Machine Translation and Multilingual E-Discovery

E-discovery hit prime time in the November 2015 episode of The Good Wife, appropriately entitled “Discovery”. Chumhum, a large search company, is being sued by a restaurant owner because one of its applications, Chummy Maps, has designated the restaurant’s neighborhood as potentially unsafe and hence put her out of business. The key accusation is that the safety level algorithm is based on racial demographic profiling. Fans of the mega-popular series got a peek behind the scenes of how digital forensic methods are used to extract potentially relevant evidence from terabytes of electronically stored information (ESI).

E-discovery was born in 1970 when the US Federal Rules of Civil Procedure (FRCP) were amended for the first time to make “data compilations” discoverable. If in the subsequent decade there were less than 10 e-discovery cases, in the half-decade between 2010 and 2015 there were more than 360 such cases tried before the courts in the US.^[1]Examples of the types of ESI included in e-discovery are e-mails, instant messaging chats, documents, accounting databases, CAD/CAM files, and Web sites.^[2]

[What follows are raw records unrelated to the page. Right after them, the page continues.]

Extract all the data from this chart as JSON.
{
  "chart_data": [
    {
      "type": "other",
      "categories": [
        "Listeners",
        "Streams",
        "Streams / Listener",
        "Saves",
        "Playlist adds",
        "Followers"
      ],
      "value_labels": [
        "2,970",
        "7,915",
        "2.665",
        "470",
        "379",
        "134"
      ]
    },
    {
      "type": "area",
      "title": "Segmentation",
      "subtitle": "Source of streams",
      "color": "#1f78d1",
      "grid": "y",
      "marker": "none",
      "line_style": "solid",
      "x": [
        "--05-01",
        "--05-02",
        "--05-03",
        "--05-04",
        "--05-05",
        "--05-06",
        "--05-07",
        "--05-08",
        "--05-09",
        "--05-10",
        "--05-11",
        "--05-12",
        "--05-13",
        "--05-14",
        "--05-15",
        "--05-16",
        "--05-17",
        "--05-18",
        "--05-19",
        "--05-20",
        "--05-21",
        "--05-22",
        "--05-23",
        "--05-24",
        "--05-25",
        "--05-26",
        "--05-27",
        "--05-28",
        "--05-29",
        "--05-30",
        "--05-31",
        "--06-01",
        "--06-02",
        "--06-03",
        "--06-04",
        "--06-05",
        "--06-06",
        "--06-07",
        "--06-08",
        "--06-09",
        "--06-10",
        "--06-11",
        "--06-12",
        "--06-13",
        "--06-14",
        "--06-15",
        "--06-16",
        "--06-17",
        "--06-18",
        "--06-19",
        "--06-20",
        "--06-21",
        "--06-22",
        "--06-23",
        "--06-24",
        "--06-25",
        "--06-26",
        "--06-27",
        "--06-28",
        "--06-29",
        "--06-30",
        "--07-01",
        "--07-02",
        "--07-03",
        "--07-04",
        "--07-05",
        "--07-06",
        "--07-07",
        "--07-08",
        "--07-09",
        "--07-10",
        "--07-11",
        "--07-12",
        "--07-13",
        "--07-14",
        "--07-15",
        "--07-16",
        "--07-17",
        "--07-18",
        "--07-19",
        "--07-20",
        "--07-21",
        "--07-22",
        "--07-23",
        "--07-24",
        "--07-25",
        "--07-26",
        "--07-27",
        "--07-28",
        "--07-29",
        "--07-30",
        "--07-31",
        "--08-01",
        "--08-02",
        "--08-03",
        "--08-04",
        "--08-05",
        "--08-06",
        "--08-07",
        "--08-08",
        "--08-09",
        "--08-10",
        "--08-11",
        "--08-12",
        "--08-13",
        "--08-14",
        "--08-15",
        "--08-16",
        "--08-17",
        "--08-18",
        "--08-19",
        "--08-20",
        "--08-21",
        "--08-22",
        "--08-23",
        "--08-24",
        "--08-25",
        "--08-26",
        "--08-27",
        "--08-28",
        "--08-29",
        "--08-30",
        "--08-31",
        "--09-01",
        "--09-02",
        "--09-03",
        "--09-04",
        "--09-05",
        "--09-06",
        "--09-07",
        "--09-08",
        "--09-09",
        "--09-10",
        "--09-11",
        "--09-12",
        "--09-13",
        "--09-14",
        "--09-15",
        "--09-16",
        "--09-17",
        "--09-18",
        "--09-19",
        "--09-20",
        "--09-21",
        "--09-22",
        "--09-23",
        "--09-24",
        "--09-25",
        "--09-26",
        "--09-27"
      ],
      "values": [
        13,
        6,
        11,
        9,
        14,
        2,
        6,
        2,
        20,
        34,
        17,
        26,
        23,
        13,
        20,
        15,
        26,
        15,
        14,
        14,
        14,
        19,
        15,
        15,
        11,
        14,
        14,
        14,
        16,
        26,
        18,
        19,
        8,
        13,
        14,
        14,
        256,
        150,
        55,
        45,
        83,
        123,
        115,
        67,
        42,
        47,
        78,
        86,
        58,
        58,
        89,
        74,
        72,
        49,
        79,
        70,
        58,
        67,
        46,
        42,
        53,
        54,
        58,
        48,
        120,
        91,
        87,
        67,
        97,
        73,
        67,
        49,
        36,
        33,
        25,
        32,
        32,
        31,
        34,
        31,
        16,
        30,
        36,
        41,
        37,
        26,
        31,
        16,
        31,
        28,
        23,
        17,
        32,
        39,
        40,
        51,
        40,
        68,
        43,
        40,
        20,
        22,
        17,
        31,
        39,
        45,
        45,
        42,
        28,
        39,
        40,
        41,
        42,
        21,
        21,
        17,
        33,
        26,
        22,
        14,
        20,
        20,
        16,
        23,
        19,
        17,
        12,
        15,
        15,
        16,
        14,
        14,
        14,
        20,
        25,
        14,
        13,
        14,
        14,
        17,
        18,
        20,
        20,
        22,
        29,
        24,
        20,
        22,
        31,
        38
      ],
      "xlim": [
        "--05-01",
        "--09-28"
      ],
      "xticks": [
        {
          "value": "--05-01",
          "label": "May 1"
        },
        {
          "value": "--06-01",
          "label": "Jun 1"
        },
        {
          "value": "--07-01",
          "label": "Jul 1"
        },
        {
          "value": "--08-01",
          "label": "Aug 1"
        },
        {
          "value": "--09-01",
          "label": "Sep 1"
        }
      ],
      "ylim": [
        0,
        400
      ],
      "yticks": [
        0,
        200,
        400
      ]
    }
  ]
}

Now take the breathtaking scope of e-discovery in and of itself and put it in the context of a lawsuit that is being conducted across borders, including countries where the ESI is not in English. Given economic globalization, multilingual litigation is no longer rare and, according to Gartner, by 2020 80% of all litigation will be multilingual.

One of the ways to manage the daunting costs and time frames of multilingual e-discovery is to use Machine Translation (MT). However there is an ongoing debate as to whether MT is good enough to ensure a reliable e-discovery process. Despite the advances in MT since its commercial debut in the 1980s, there are those who argue that MT is still too literal. Nuanced meanings in the original are lost and grammatical errors are introduced into the finished product. Specifically in the case of e-discovery, there are concerns that MT does not account for differences in legal terminology and systems across cultures. Last but not least, submitting legal documents to online machine translation systems could very well constitute a breach of confidentiality.^[3]

No machine learning technology can replace the distinctly human ability to understand context and bridge cultural gaps. Here are some ideas how both human translation and MT can be used in multilingual e-discovery to effectively address both quality and cost constraints:

MT can be effective when formal or formulaic language is used such as, for example, in legal or scientific documents.^[4]
MT can be used to give a “gist translation” that is good enough for the English speaking review team to categorize documents and get a certified human translation of the subset of documents that are most relevant.^[5]
Highly customized MT engines can be used, supported by a post-editing process involving legal translation experts.